Atheism and Humanism

On his second point, Neil writes:
The atheist community needs to have an ongoing discussion about prejudice and bigotry within our own ranks just as any other community does. Unfortunately xenophobia, racism, and intolerance are present in our community just as much as they are in anyone else’s.
While I have finally come to terms with the fact that there is no atheist community, doing so has not been easy and has taken me quite awhile. I bring this up because I believe there is a crucial difference between Hill - a man who was a member of a group with a recognizable shared theology - and atheists who lack any sort of shared ideology. Still, if I substitute "the atheist community" with "atheists," I can agree with Neil's point. It does make sense for atheists who are interested in prejudice and bigotry to talk about these things. At the same time, I have a hard time accepting the notion that all atheists should necessarily spend time talking about these things (or anything else for that matter). I think it is okay that not all atheists are humanists.

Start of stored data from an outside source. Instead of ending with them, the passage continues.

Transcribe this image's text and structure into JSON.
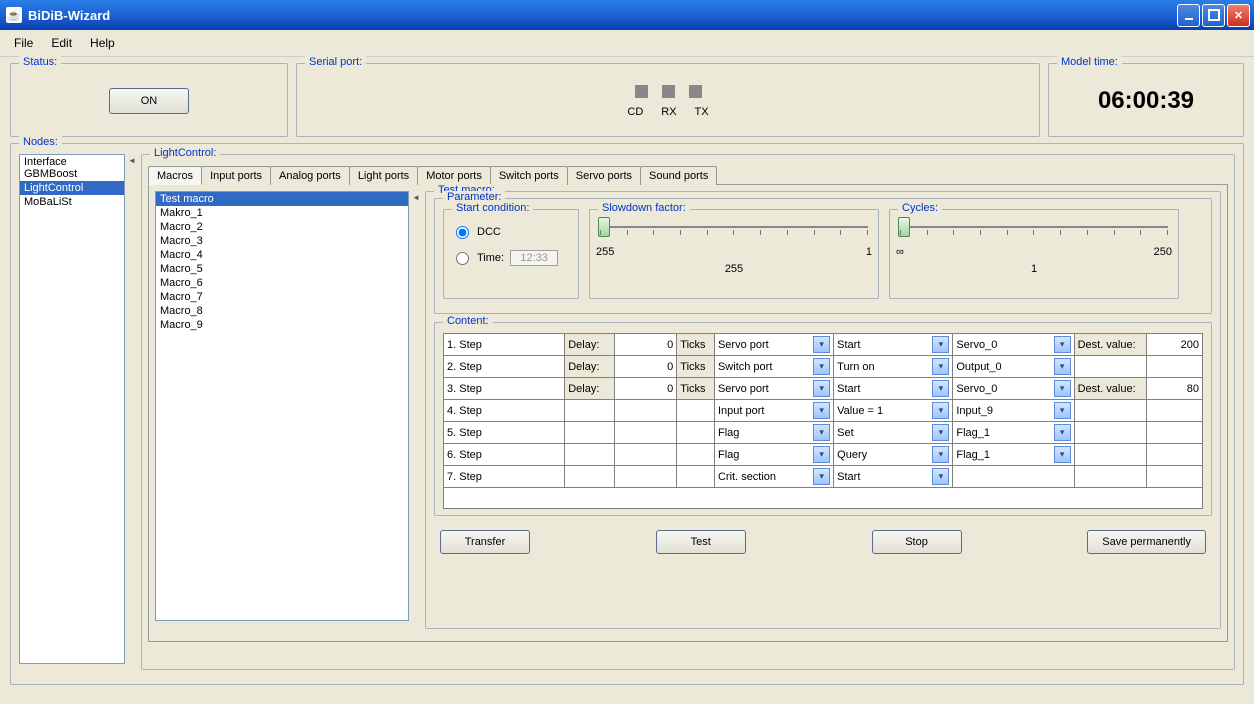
{
  "window": {
    "title": "BiDiB-Wizard"
  },
  "menu": {
    "file": "File",
    "edit": "Edit",
    "help": "Help"
  },
  "status": {
    "legend": "Status:",
    "on": "ON"
  },
  "serial": {
    "legend": "Serial port:",
    "cd": "CD",
    "rx": "RX",
    "tx": "TX"
  },
  "model": {
    "legend": "Model time:",
    "time": "06:00:39"
  },
  "nodes": {
    "legend": "Nodes:",
    "items": [
      "Interface GBMBoost",
      "LightControl",
      "MoBaLiSt"
    ],
    "selected": 1
  },
  "lightcontrol": {
    "legend": "LightControl:",
    "tabs": [
      "Macros",
      "Input ports",
      "Analog ports",
      "Light ports",
      "Motor ports",
      "Switch ports",
      "Servo ports",
      "Sound ports"
    ],
    "active_tab": 0,
    "macros": [
      "Test macro",
      "Makro_1",
      "Macro_2",
      "Macro_3",
      "Macro_4",
      "Macro_5",
      "Macro_6",
      "Macro_7",
      "Macro_8",
      "Macro_9"
    ],
    "selected_macro": 0,
    "detail": {
      "legend": "Test macro:",
      "param_legend": "Parameter:",
      "start": {
        "legend": "Start condition:",
        "dcc": "DCC",
        "time": "Time:",
        "time_value": "12:33"
      },
      "slowdown": {
        "legend": "Slowdown factor:",
        "min": "255",
        "max": "1",
        "value": "255"
      },
      "cycles": {
        "legend": "Cycles:",
        "min": "∞",
        "max": "250",
        "value": "1"
      },
      "content_legend": "Content:",
      "labels": {
        "delay": "Delay:",
        "ticks": "Ticks",
        "dest_value": "Dest. value:"
      },
      "steps": [
        {
          "n": "1. Step",
          "delay": "0",
          "ticks": true,
          "ptype": "Servo port",
          "action": "Start",
          "target": "Servo_0",
          "dest": "200"
        },
        {
          "n": "2. Step",
          "delay": "0",
          "ticks": true,
          "ptype": "Switch port",
          "action": "Turn on",
          "target": "Output_0",
          "dest": ""
        },
        {
          "n": "3. Step",
          "delay": "0",
          "ticks": true,
          "ptype": "Servo port",
          "action": "Start",
          "target": "Servo_0",
          "dest": "80"
        },
        {
          "n": "4. Step",
          "delay": "",
          "ticks": false,
          "ptype": "Input port",
          "action": "Value = 1",
          "target": "Input_9",
          "dest": ""
        },
        {
          "n": "5. Step",
          "delay": "",
          "ticks": false,
          "ptype": "Flag",
          "action": "Set",
          "target": "Flag_1",
          "dest": ""
        },
        {
          "n": "6. Step",
          "delay": "",
          "ticks": false,
          "ptype": "Flag",
          "action": "Query",
          "target": "Flag_1",
          "dest": ""
        },
        {
          "n": "7. Step",
          "delay": "",
          "ticks": false,
          "ptype": "Crit. section",
          "action": "Start",
          "target": "",
          "dest": ""
        }
      ],
      "buttons": {
        "transfer": "Transfer",
        "test": "Test",
        "stop": "Stop",
        "save": "Save permanently"
      }
    }
  }
}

Neil wants us to talk about things like bigotry, xenophobia, intolerance, racism, and sexism. He has every right to attempt to persuade us to do so, and he should be encouraged that many of us have been trying to talk openly about these things. Neil seems to assume that we all share his values (e.g., tolerance, opposition to discrimination, a preference for constructive communication, a rejection of tribalism), but it is clear that some atheists do not share these values. Some of those talking about such topics have reached very different conclusions from those Neil has reached. And so when he suggests that we should "be connected to groups that deliberately reinforce those values in order to make them stick," he is referring to his values, values which are not shared by all atheists.

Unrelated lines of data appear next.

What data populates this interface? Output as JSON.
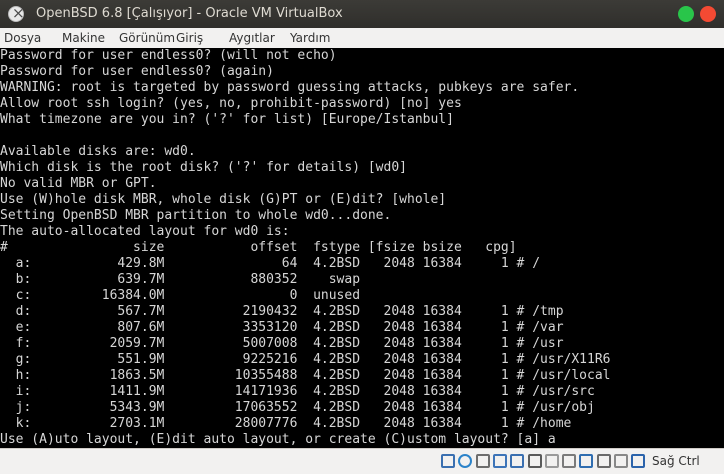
{
  "window": {
    "title": "OpenBSD 6.8 [Çalışıyor] - Oracle VM VirtualBox"
  },
  "menu": {
    "items": [
      "Dosya",
      "Makine",
      "Görünüm",
      "Giriş",
      "Aygıtlar",
      "Yardım"
    ]
  },
  "console": {
    "lines": [
      "Password for user endless0? (will not echo)",
      "Password for user endless0? (again)",
      "WARNING: root is targeted by password guessing attacks, pubkeys are safer.",
      "Allow root ssh login? (yes, no, prohibit-password) [no] yes",
      "What timezone are you in? ('?' for list) [Europe/Istanbul]",
      "",
      "Available disks are: wd0.",
      "Which disk is the root disk? ('?' for details) [wd0]",
      "No valid MBR or GPT.",
      "Use (W)hole disk MBR, whole disk (G)PT or (E)dit? [whole]",
      "Setting OpenBSD MBR partition to whole wd0...done.",
      "The auto-allocated layout for wd0 is:",
      "#                size           offset  fstype [fsize bsize   cpg]",
      "  a:           429.8M               64  4.2BSD   2048 16384     1 # /",
      "  b:           639.7M           880352    swap",
      "  c:         16384.0M                0  unused",
      "  d:           567.7M          2190432  4.2BSD   2048 16384     1 # /tmp",
      "  e:           807.6M          3353120  4.2BSD   2048 16384     1 # /var",
      "  f:          2059.7M          5007008  4.2BSD   2048 16384     1 # /usr",
      "  g:           551.9M          9225216  4.2BSD   2048 16384     1 # /usr/X11R6",
      "  h:          1863.5M         10355488  4.2BSD   2048 16384     1 # /usr/local",
      "  i:          1411.9M         14171936  4.2BSD   2048 16384     1 # /usr/src",
      "  j:          5343.9M         17063552  4.2BSD   2048 16384     1 # /usr/obj",
      "  k:          2703.1M         28007776  4.2BSD   2048 16384     1 # /home",
      "Use (A)uto layout, (E)dit auto layout, or create (C)ustom layout? [a] a"
    ]
  },
  "statusbar": {
    "host_key_label": "Sağ Ctrl",
    "icons": [
      {
        "name": "hard-disk-icon",
        "color": "#3a6fb0"
      },
      {
        "name": "optical-disk-icon",
        "color": "#2c83c9"
      },
      {
        "name": "audio-icon",
        "color": "#6d6d6d"
      },
      {
        "name": "network-icon",
        "color": "#3d74b8"
      },
      {
        "name": "usb-icon",
        "color": "#3a6fb0"
      },
      {
        "name": "shared-folders-icon",
        "color": "#5a5a5a"
      },
      {
        "name": "display-icon",
        "color": "#9a9a9a"
      },
      {
        "name": "video-capture-icon",
        "color": "#7a7a7a"
      },
      {
        "name": "guest-additions-icon",
        "color": "#2f6db0"
      },
      {
        "name": "cpu-icon",
        "color": "#6a6a6a"
      },
      {
        "name": "mouse-integration-icon",
        "color": "#888888"
      },
      {
        "name": "keyboard-icon",
        "color": "#2b63ab"
      }
    ]
  }
}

I can relate to the desire Neil is expressing here. Most of us believe that our values are preferable to the alternatives. But I think we need to be careful about assuming that all - or even most - atheists share them. Again, not all atheists are humanists. Not all atheists are interested in joining groups that promote humanist values. Where does that leave us? I'm not sure. I'd suggest that the decision as to whether "mere atheism" is enough is one that we each need to make for ourselves, and I'm inclined to grant others the freedom to make it in different ways than I might. Thus, I am not prepared to argue that all atheists should be humanists.